4/10
Strange Affair
28 July 2012
I did not see this film when it was originally released. I was 12 then, but for some reason I was not attracted to it. So today, when I have finally seen it, I am not moved by nostalgia, as it often happens to me when I revisit films from my youth. This one is truly a poor motion picture, for all the reasons some reviewers have indicated: awful script and dialogs, inaccuracy of several sorts, corny costumes and settings, unbelievable hair styles, Caucasian actors playing natives of the American continent, and very bad acting, especially from Yul Brynner who overdid the macho number he created for the King of Siam, posing as if he were doing a photo shoot for "Tomorrow's Man" or any other male physique magazine of the 1960s. Today it seems worse, with everybody speaking the same language (English), but with different USA accents, except Shirley Anne Field who did her best British phrasing. As for the score, once Elmer Bernstein complained in a letter he wrote me (he is the only composer I have ever exchanged correspondence with) that he had not convinced any record company to issue "Kings of the Sun", one of his favorite film scores.

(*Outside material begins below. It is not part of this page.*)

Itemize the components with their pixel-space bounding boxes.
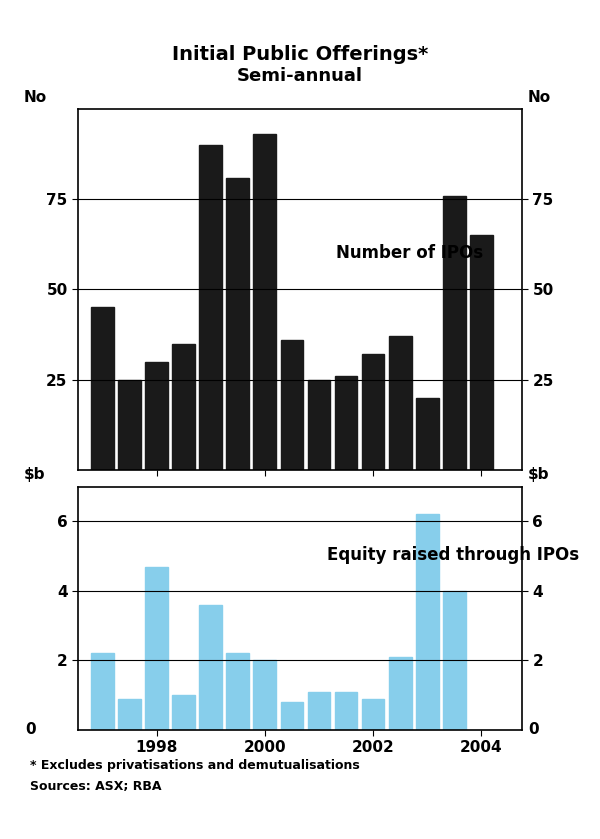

If heard apart from the visuals, I am sure it works, but to most ears quite probably it sounds as the score for a western or biblical film. As it is, it sounds strange adding musical comments to images that pretend to convey life in America the continent, before the arrival of the European conquistadors. Bernstein was not all that wrong, in any case, for scriptwriter James R. Webb worked on this one just after "How the West Was Won" and before "Cheyenne Autumn", maybe taking it for another western without horses.